Cette ambiguïté de l'espace et du temps est illustrée dans la langue tahitienne, entre autres, par le couple muri/mua, qu'on traduit généralement par derrière/devant respectivement, et ce relativement au locuteur (implicite ou explicite). Considérant les exemples suivants:
  • A muri atu : loin dans le futur.
  • I mua a'enei : il y a quelque temps.
on pourrait croire que l'emploi de muri et mua se fait sur le plan métaphorique. Or Rigo soutient que ces expressions ne sont pas des images, mais réellement des expressions (polynésiennes) de la réalité du temps.
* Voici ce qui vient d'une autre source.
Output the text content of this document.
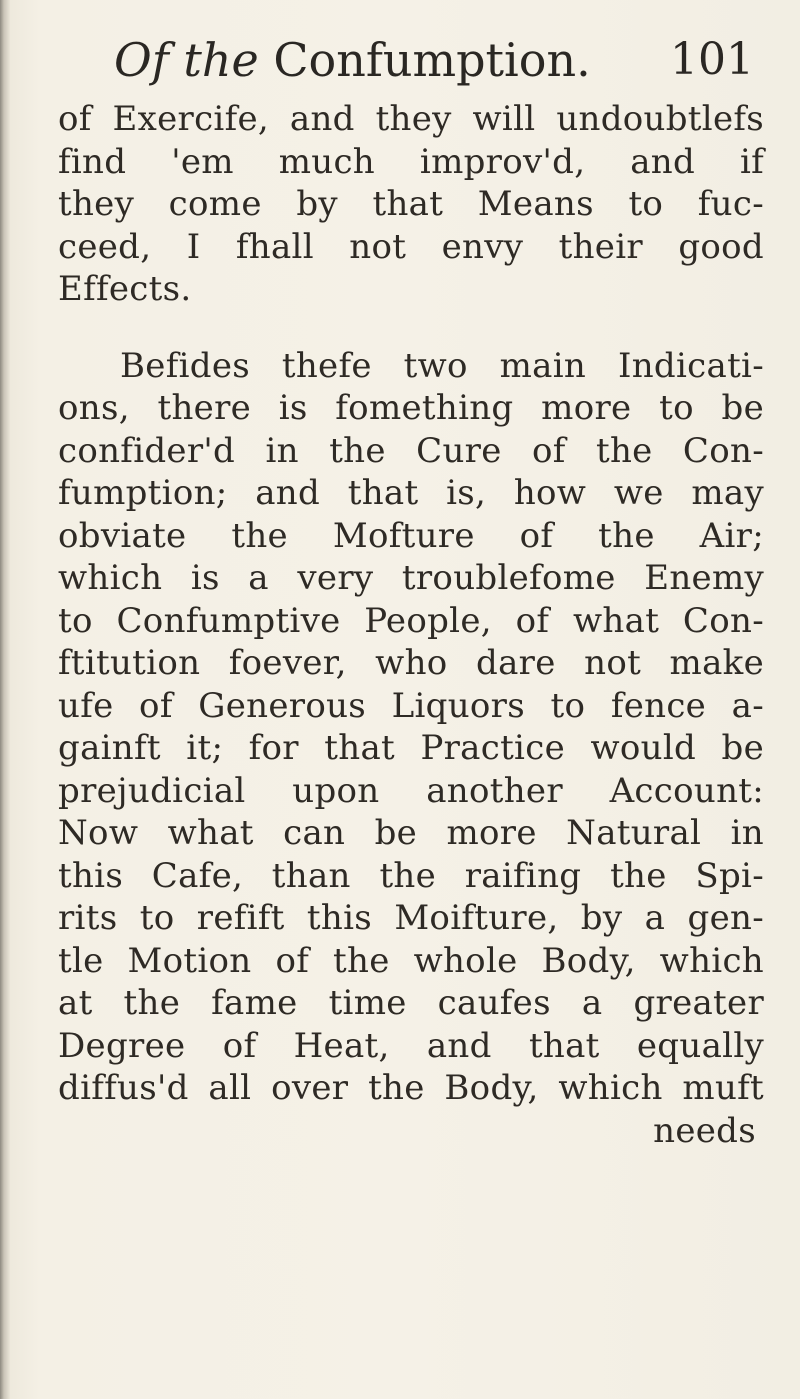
Of the Confumption. 101
of Exercife, and they will undoubtlefs
find 'em much improv'd, and if
they come by that Means to fuc-
ceed, I fhall not envy their good
Effects.
Befides thefe two main Indicati-
ons, there is fomething more to be
confider'd in the Cure of the Con-
fumption; and that is, how we may
obviate the Mofture of the Air;
which is a very troublefome Enemy
to Confumptive People, of what Con-
ftitution foever, who dare not make
ufe of Generous Liquors to fence a-
gainft it; for that Practice would be
prejudicial upon another Account:
Now what can be more Natural in
this Cafe, than the raifing the Spi-
rits to refift this Moifture, by a gen-
tle Motion of the whole Body, which
at the fame time caufes a greater
Degree of Heat, and that equally
diffus'd all over the Body, which muft
needs
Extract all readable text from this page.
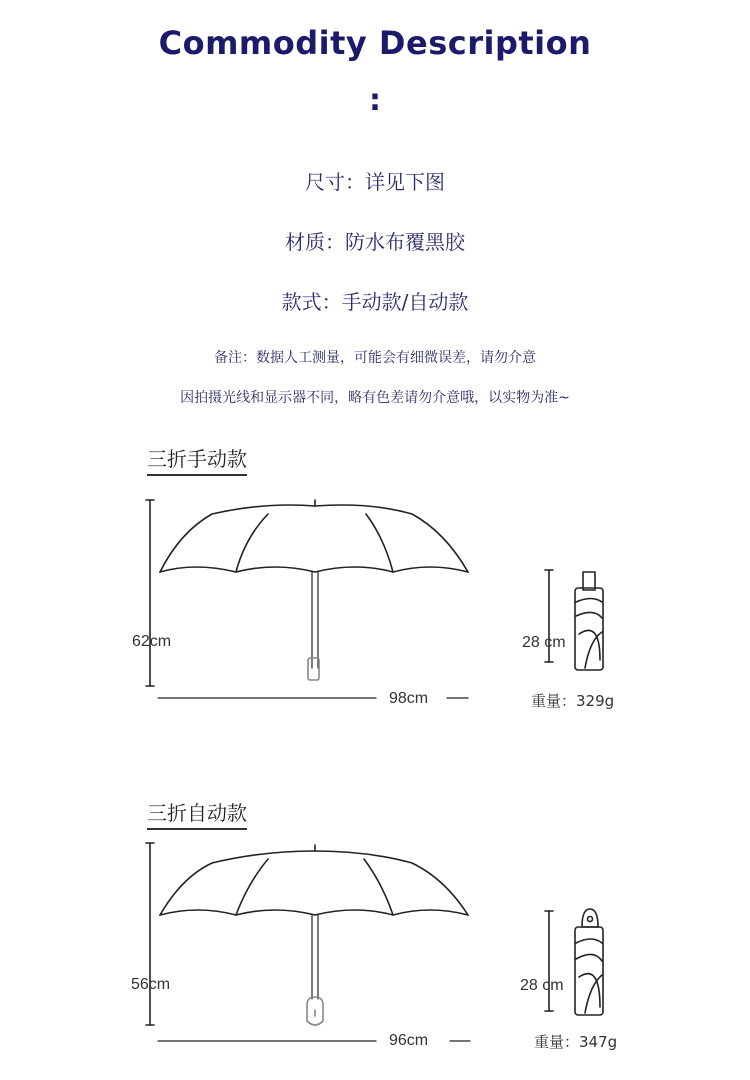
Commodity Description
:
尺寸：详见下图
材质：防水布覆黑胶
款式：手动款/自动款
备注：数据人工测量，可能会有细微误差，请勿介意
因拍摄光线和显示器不同，略有色差请勿介意哦，以实物为准~
三折手动款
62cm
98cm
28 cm
重量：329g
三折自动款
56cm
96cm
28 cm
重量：347g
Rigo cite deux extraits pour expliciter ces subtilités (citations tronquées par moi-même)
"Dans une première conception qui est utilisée plutôt pour décrire des évéenements passés, celui qui parle observe les événements comme des pirogues qui passent devant lui. Les événements les plus anciens sont alors i mua (devant) et les plus récents i muri (derrière). Le passé est te tau i mua (ra) et le futur te tau a muri [...] Dans une deuxième conception, celui qui parle est assis dans une pirogue qui descend le fleuve du temps et il observe les évenements situés sur la berge du fleuve. Le futur est alors devant lui et le passé dans son dos [...]."
Académie Tahitienne, Fare Vana'a, Grammaire de la langue Tahitienne, p. 345
"Le temps et l'espace sont exprimés par mua et muri. Sur le plan spatial, mua c'est ce qui est devant soi et qu'on peut voir, toucher, expérimenter, c'est le réel; muri c'est ce qui est derrière soi et qu'on ne peut voir si ce n'est en faisant l'effort de se retourner, c'est-à-dire par la volonté de faire passer cet objet de muri à mua.
  Sur le plan temporel
mua, c'est ce qui est ou a été, c'est le connu, on peut s'y référer, c'est un acquis qu'on peut transmettre, qu'on peut évaluer, qu'on peut cultiver ou oublier ou même dénigrer.
 
Muri, c'est ce qui est derrière et qui n'est pas encore vécu, c'est le futur; personne ne connaît rien de ce temps qui n'est pas encore. On n'a aucune prise sur ce qui n'est pas, on ne peut le modifier. Par contre, on peut agir sur le présent pour l'améliorer en s'appuyant sur l'acquis du mua."
Turo A. Raapoto, in Tahiti Côté Montagne, Papeete, Haere Po, 1983, p. 163

Il semble que le sens premier de mua/muri corresponde, d'une certaine façon, à connu/inconnu, visible/invisible, disponible/indisponible, etc, et ce relativement au locuteur. Ainsi, l'apparente dissonance du sens polynésien du temps résulte surtout d'une sorte de diffraction du couple mua/muri à travers les catégories occidentales.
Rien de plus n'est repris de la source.